Cowboy Lester D. Smith


Written by Jill Tamburelli. One in a collection by Allen Bachoroski, Local Historical Writer and author of “Tales Along the Highway of Legends”


Cowboy art takes me back to a time that I often wish I could be in just to experience the adventure and challenge that the cowboys must have when they first brought cattle to the Colorado Territory. “Cowboy Art” helps to make the days of yesteryear more vivid to us modern folk. It brings to mind a person who keeps the old-time feeling of the cowboy alive in me. His name is Lester D. Smith, as he likes to be known: Less,as all of his friends call him.

To know him is to know an old-time cowboy. He makes sure of that. When he dresses for working with the cattle, he always dawns his day by putting on his levis and western shirt and his hat and boots. He never forgets his chaps and wrist cuffs. They protect him from the brush and trees along the trail. There are not many cowboys these days that even know what wrist cuffs are, but my dad still uses them. “It’s part of being an old-time cowboy,” he says. (personal conversation)

His leather vest and chaps are of his own making. He wants to make sure that they are authentic and like the cowboys of yesteryear. His leather cuffs are one of the very fist things he bought with his own hard earned money when he was fourteen years old. He made his own tack for his horse in those days and still braids bridles at 74.

When Less talks about cattle or has advice for younger cowboys, they listen because they consider him a “heck of a hand”, and his advice is well worth taking. Often times he sits with his guitar in hand singing songs that the yesteryear cowboy sang around a campfire while bedded down at night with his cattle along the Chisolm Trail.

Everyone likes to hear the old-time stories that he tells about his younger days as a cowboy working cattle in the prairie and in the Colorado mountains. Although his work as a cowboy spans the years from 1929 to the present, he always tries to keep up the image of the old-time cowboy alive. One of his favorite old-time sayings is, “Eat bacon and beans most everyday I’d rather be eatin prairie hay.”

He told the following story that took place around the time when the first highway was put through Southern Colorado between Walsenburg and Aguilar.

I started out one morning to round some horses up in my brand new Stetson and my white shirt, along with all the attire that’s needed for rounding up a bunch of horses. The state built fences on both sides of the arroyo that went under the highway and strung a single barbed wire across the gap between the fences.

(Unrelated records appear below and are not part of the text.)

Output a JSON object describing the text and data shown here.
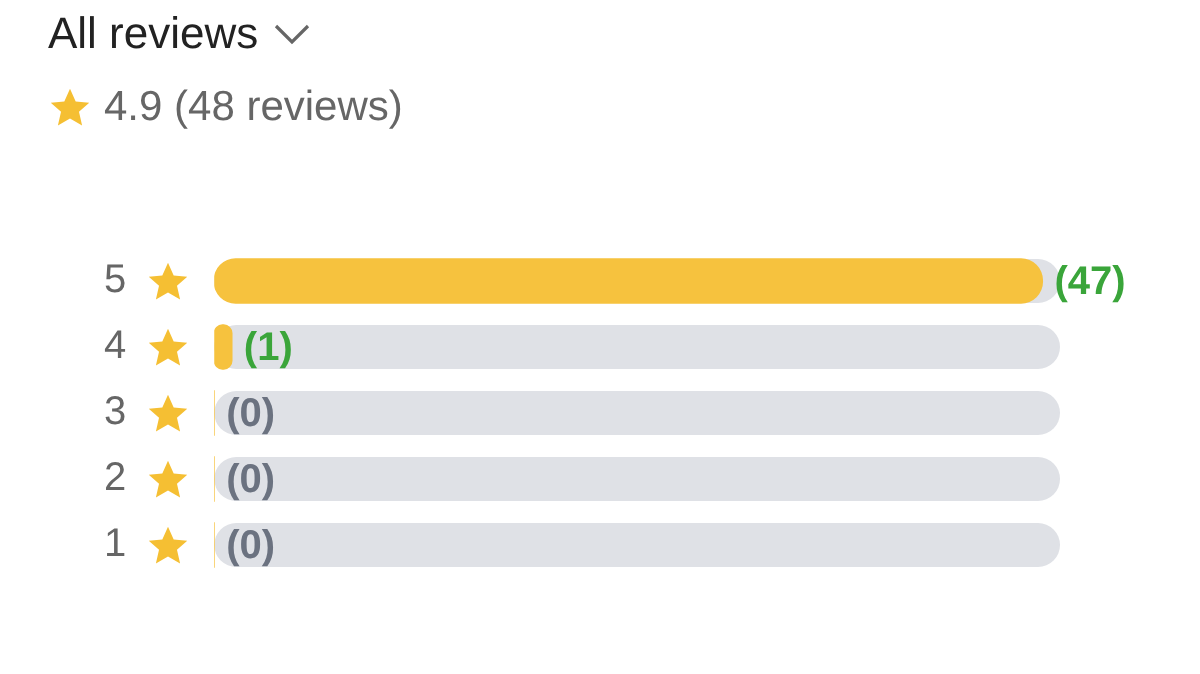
{
  "chart_data": {
    "type": "bar",
    "orientation": "horizontal",
    "title": "All reviews",
    "subtitle": "4.9 (48 reviews)",
    "categories": [
      "5",
      "4",
      "3",
      "2",
      "1"
    ],
    "values": [
      47,
      1,
      0,
      0,
      0
    ],
    "color": "#f6c23e",
    "xlim": [
      0,
      48
    ],
    "value_labels": [
      "(47)",
      "(1)",
      "(0)",
      "(0)",
      "(0)"
    ],
    "tick_labels": "y"
  }
}
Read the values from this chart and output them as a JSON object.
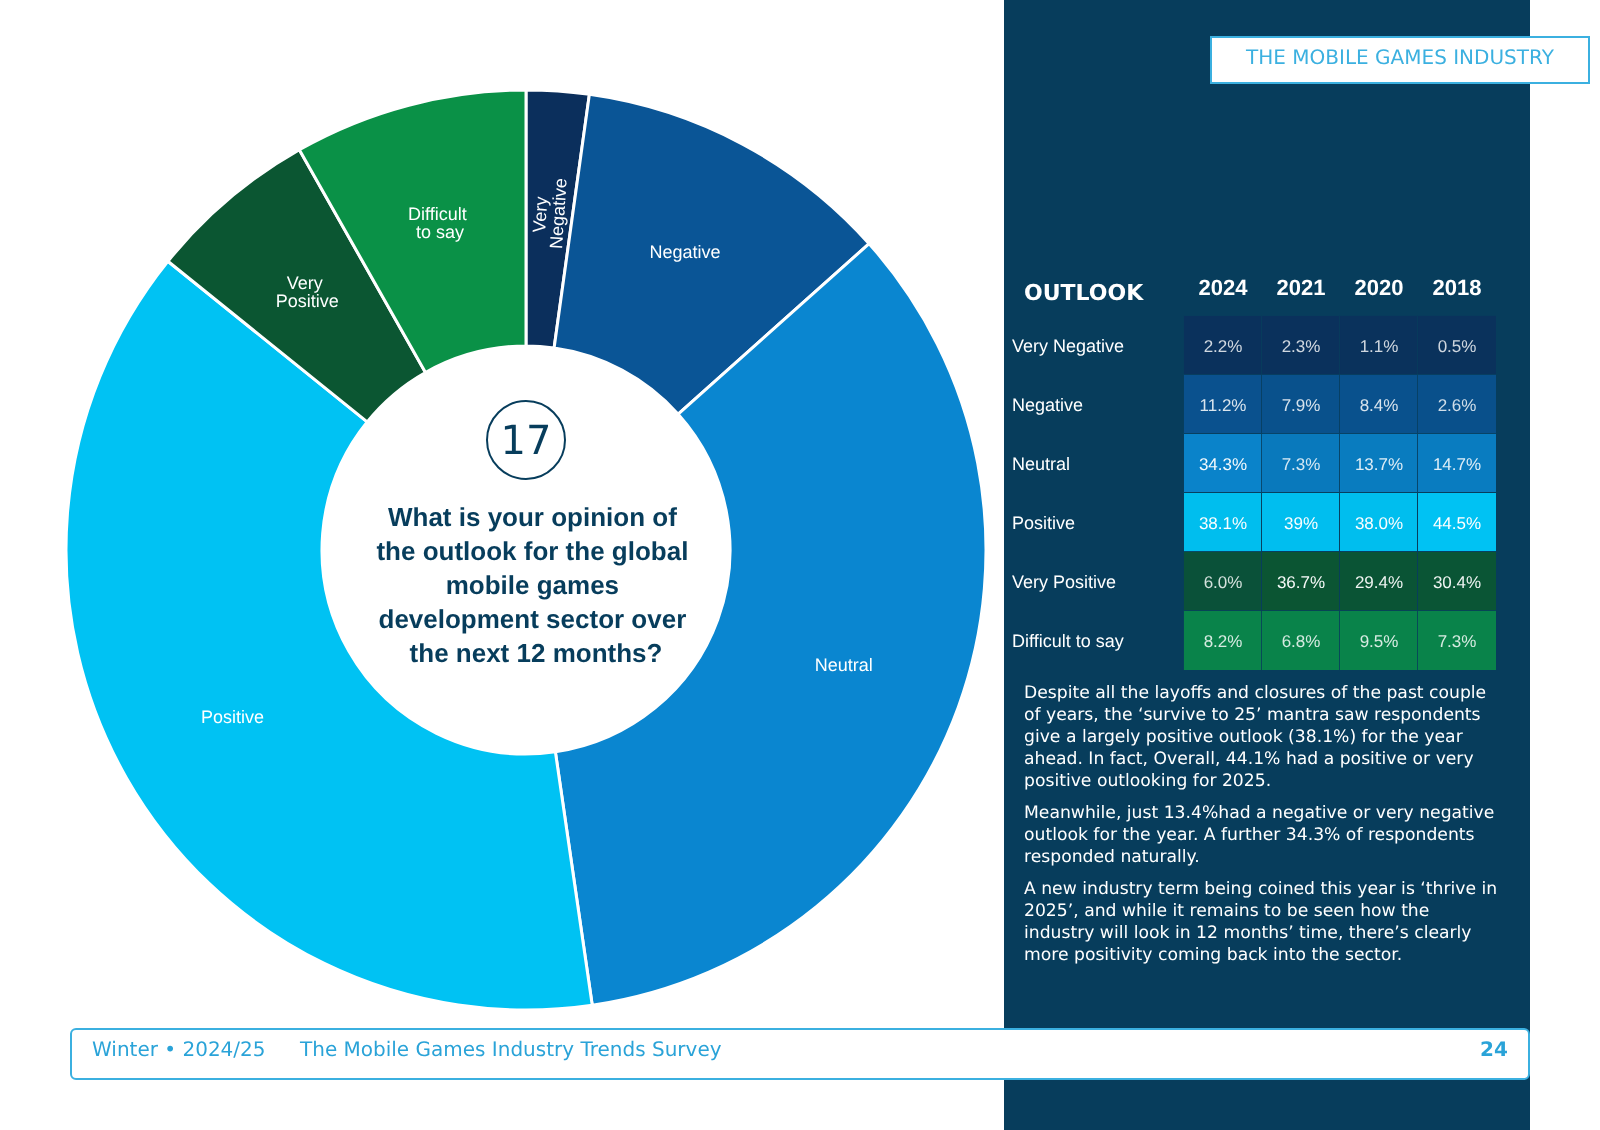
{
  "chart_data": [
    {
      "type": "donut",
      "title": "What is your opinion of the outlook for the global mobile games development sector over the next 12 months?",
      "categories": [
        "Very Negative",
        "Negative",
        "Neutral",
        "Positive",
        "Very Positive",
        "Difficult to say"
      ],
      "values": [
        2.2,
        11.2,
        34.3,
        38.1,
        6.0,
        8.2
      ],
      "colors": [
        "#0b2f5c",
        "#0a5596",
        "#0a86d0",
        "#00c2f3",
        "#0b5632",
        "#0a9147"
      ],
      "legend": false,
      "annotations": [
        "17",
        "THE MOBILE GAMES INDUSTRY",
        "Winter • 2024/25",
        "The Mobile Games Industry Trends Survey",
        "24"
      ]
    },
    {
      "type": "heatmap",
      "ylabel": "OUTLOOK",
      "categories": [
        "2024",
        "2021",
        "2020",
        "2018"
      ],
      "y_categories": [
        "Very Negative",
        "Negative",
        "Neutral",
        "Positive",
        "Very Positive",
        "Difficult to say"
      ],
      "cells": [
        [
          2.2,
          2.3,
          1.1,
          0.5
        ],
        [
          11.2,
          7.9,
          8.4,
          2.6
        ],
        [
          34.3,
          7.3,
          13.7,
          14.7
        ],
        [
          38.1,
          39,
          38.0,
          44.5
        ],
        [
          6.0,
          36.7,
          29.4,
          30.4
        ],
        [
          8.2,
          6.8,
          9.5,
          7.3
        ]
      ],
      "cell_labels": [
        [
          "2.2%",
          "2.3%",
          "1.1%",
          "0.5%"
        ],
        [
          "11.2%",
          "7.9%",
          "8.4%",
          "2.6%"
        ],
        [
          "34.3%",
          "7.3%",
          "13.7%",
          "14.7%"
        ],
        [
          "38.1%",
          "39%",
          "38.0%",
          "44.5%"
        ],
        [
          "6.0%",
          "36.7%",
          "29.4%",
          "30.4%"
        ],
        [
          "8.2%",
          "6.8%",
          "9.5%",
          "7.3%"
        ]
      ],
      "colors": [
        "#0b2f5c",
        "#0a5596",
        "#0a86d0",
        "#00c2f3",
        "#0b5632",
        "#0a9147"
      ],
      "annotations": [
        "Despite all the layoffs and closures of the past couple of years, the ‘survive to 25’ mantra saw respondents give a largely positive outlook (38.1%) for the year ahead. In fact, Overall, 44.1% had a positive or very positive outlooking for 2025.",
        "Meanwhile, just 13.4%had a negative or very negative outlook for the year. A further 34.3% of respondents responded naturally.",
        "A new industry term being coined this year is ‘thrive in 2025’, and while it remains to be seen how the industry will look in 12 months’ time, there’s clearly more positivity coming back into the sector."
      ]
    }
  ]
}
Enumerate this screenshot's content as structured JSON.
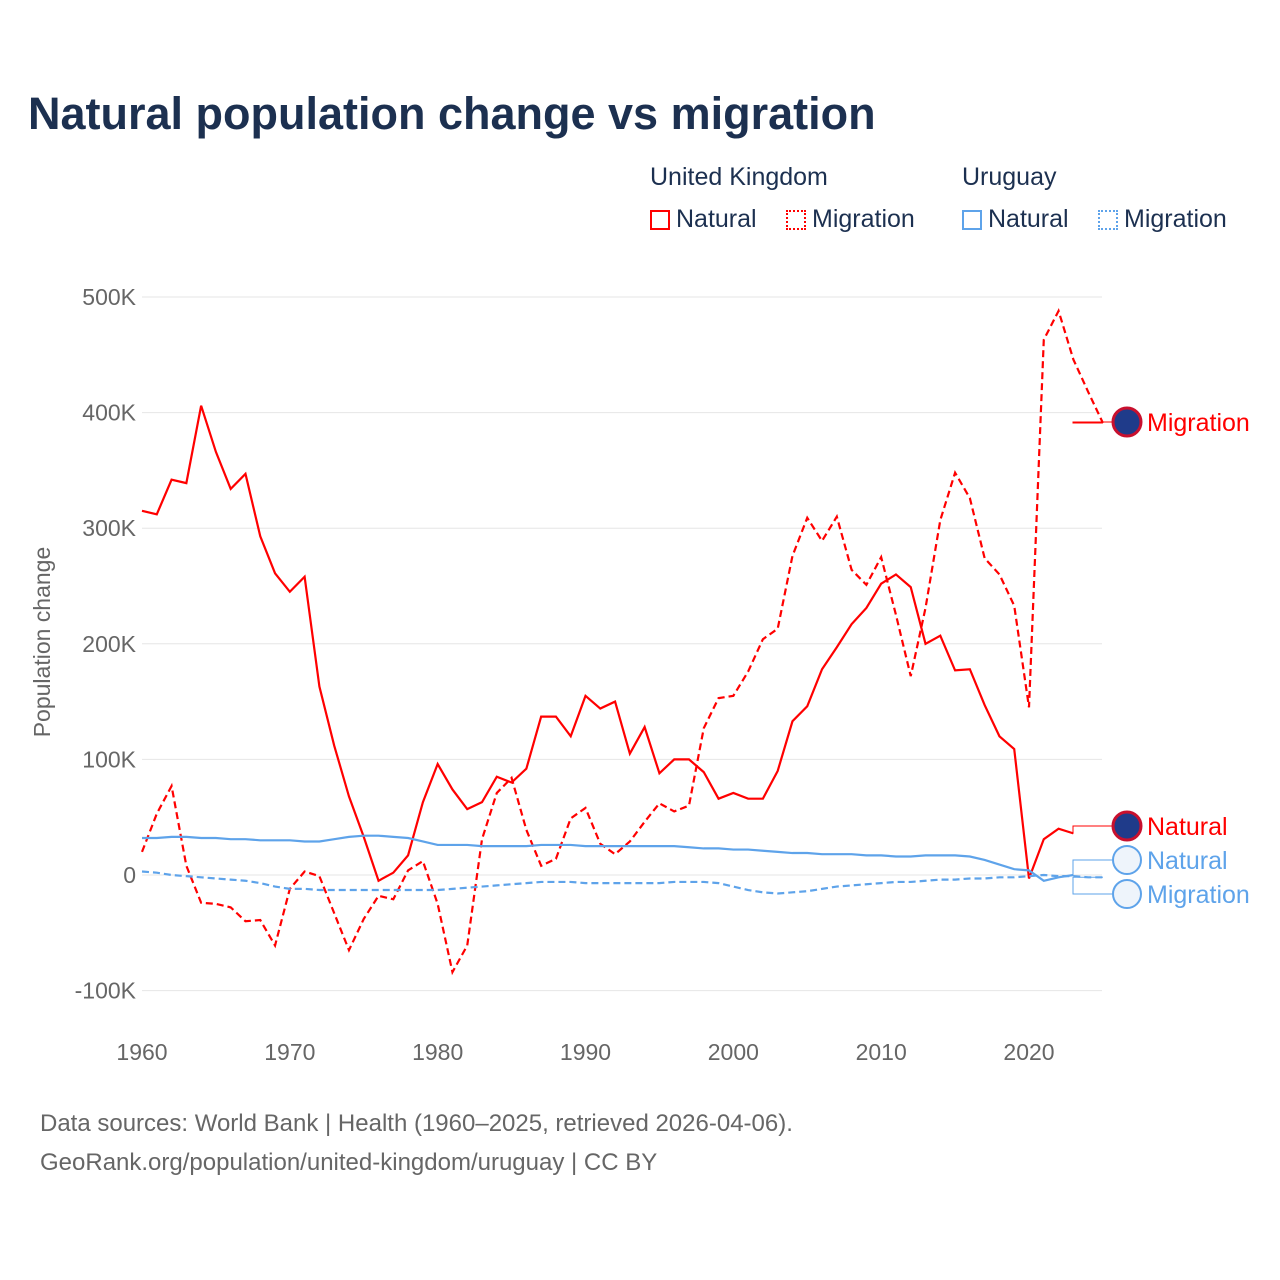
{
  "title": "Natural population change vs migration",
  "legend": {
    "groups": [
      {
        "name": "United Kingdom",
        "items": [
          "Natural",
          "Migration"
        ]
      },
      {
        "name": "Uruguay",
        "items": [
          "Natural",
          "Migration"
        ]
      }
    ]
  },
  "source_line1": "Data sources: World Bank | Health (1960–2025, retrieved 2026-04-06).",
  "source_line2": "GeoRank.org/population/united-kingdom/uruguay | CC BY",
  "chart_data": {
    "type": "line",
    "title": "Natural population change vs migration",
    "xlabel": "",
    "ylabel": "Population change",
    "xlim": [
      1960,
      2025
    ],
    "ylim": [
      -100000,
      500000
    ],
    "xticks": [
      1960,
      1970,
      1980,
      1990,
      2000,
      2010,
      2020
    ],
    "yticks": [
      -100000,
      0,
      100000,
      200000,
      300000,
      400000,
      500000
    ],
    "ytick_labels": [
      "-100K",
      "0",
      "100K",
      "200K",
      "300K",
      "400K",
      "500K"
    ],
    "grid": true,
    "x_start": 1960,
    "series": [
      {
        "name": "United Kingdom Natural",
        "label": "Natural",
        "color": "#ff0000",
        "dash": false,
        "values": [
          315,
          312,
          342,
          339,
          406,
          366,
          334,
          347,
          293,
          261,
          245,
          258,
          163,
          112,
          68,
          33,
          -5,
          2,
          17,
          63,
          96,
          74,
          57,
          63,
          85,
          80,
          92,
          137,
          137,
          120,
          155,
          144,
          150,
          105,
          128,
          88,
          100,
          100,
          89,
          66,
          71,
          66,
          66,
          90,
          133,
          146,
          178,
          197,
          217,
          231,
          252,
          260,
          249,
          200,
          207,
          177,
          178,
          147,
          120,
          109,
          -3,
          31,
          40,
          36
        ]
      },
      {
        "name": "United Kingdom Migration",
        "label": "Migration",
        "color": "#ff0000",
        "dash": true,
        "values": [
          20,
          53,
          77,
          8,
          -24,
          -25,
          -28,
          -40,
          -39,
          -61,
          -12,
          3,
          -1,
          -33,
          -65,
          -38,
          -18,
          -21,
          4,
          12,
          -25,
          -84,
          -61,
          31,
          71,
          84,
          39,
          8,
          14,
          49,
          58,
          27,
          18,
          29,
          46,
          62,
          55,
          60,
          127,
          153,
          155,
          176,
          204,
          213,
          276,
          309,
          289,
          310,
          264,
          251,
          275,
          225,
          172,
          231,
          307,
          348,
          326,
          274,
          260,
          233,
          145,
          463,
          488,
          446,
          418,
          391
        ]
      },
      {
        "name": "Uruguay Natural",
        "label": "Natural",
        "color": "#5ea3ea",
        "dash": false,
        "values": [
          32,
          32,
          33,
          33,
          32,
          32,
          31,
          31,
          30,
          30,
          30,
          29,
          29,
          31,
          33,
          34,
          34,
          33,
          32,
          29,
          26,
          26,
          26,
          25,
          25,
          25,
          25,
          26,
          26,
          26,
          25,
          25,
          25,
          25,
          25,
          25,
          25,
          24,
          23,
          23,
          22,
          22,
          21,
          20,
          19,
          19,
          18,
          18,
          18,
          17,
          17,
          16,
          16,
          17,
          17,
          17,
          16,
          13,
          9,
          5,
          4,
          -5,
          -2,
          0
        ]
      },
      {
        "name": "Uruguay Migration",
        "label": "Migration",
        "color": "#5ea3ea",
        "dash": true,
        "values": [
          3,
          2,
          0,
          -1,
          -2,
          -3,
          -4,
          -5,
          -7,
          -10,
          -12,
          -12,
          -13,
          -13,
          -13,
          -13,
          -13,
          -13,
          -13,
          -13,
          -13,
          -12,
          -11,
          -10,
          -9,
          -8,
          -7,
          -6,
          -6,
          -6,
          -7,
          -7,
          -7,
          -7,
          -7,
          -7,
          -6,
          -6,
          -6,
          -7,
          -10,
          -13,
          -15,
          -16,
          -15,
          -14,
          -12,
          -10,
          -9,
          -8,
          -7,
          -6,
          -6,
          -5,
          -4,
          -4,
          -3,
          -3,
          -2,
          -2,
          -1,
          0,
          -1,
          -1,
          -2,
          -2
        ]
      }
    ],
    "values_unit": "thousands",
    "end_labels": [
      "Migration",
      "Natural",
      "Natural",
      "Migration"
    ]
  }
}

When I went to get the horses I forgot all about the barb wire. The horses headed for that gap. If they would have gotten through there I would have had to ride about ten miles more to round em up again and so I was ridin’ fast, tryin’ to get in the lead. Me and my horse Tarzan was travelin’ so fast it seemed like we were going a hundred miles per hour. We were going so fast that we went right under that bridge. I forgot about the barbed wire even though I knew it was there. But I tryin’ to stop them horses. Somethin’ told me to duck just as I got to the wire and as I leaned over, the barbs caught my hat. The hat saved me from getting may head sawed by the barbs. They cut slices in my hat instead. I wasn’t worried about the hat though. I was worried about my ear being cut off. Luckily it wasn’t, but the barbs did cut it enough to make it bleed like a “stuck hog”. When I left home that morning I forgot to put my bandanna around my neck so I didn’t have anything to stop the bleedin’. So by the time I got to the pond and got the horses settled, the sleeve of my right arm was completely red with blood. I got off Tarzan and reached down into the muddy pond and got a handful of mud and plastered it on my ear to stop the bleedin’.

When I was young it wasn’t like it is today. When we got old enough we was turned loose and we had to learn everything the hard way. I had to do everything myself. But it was a good experience. I really made use of the sayin’, “live and learn”.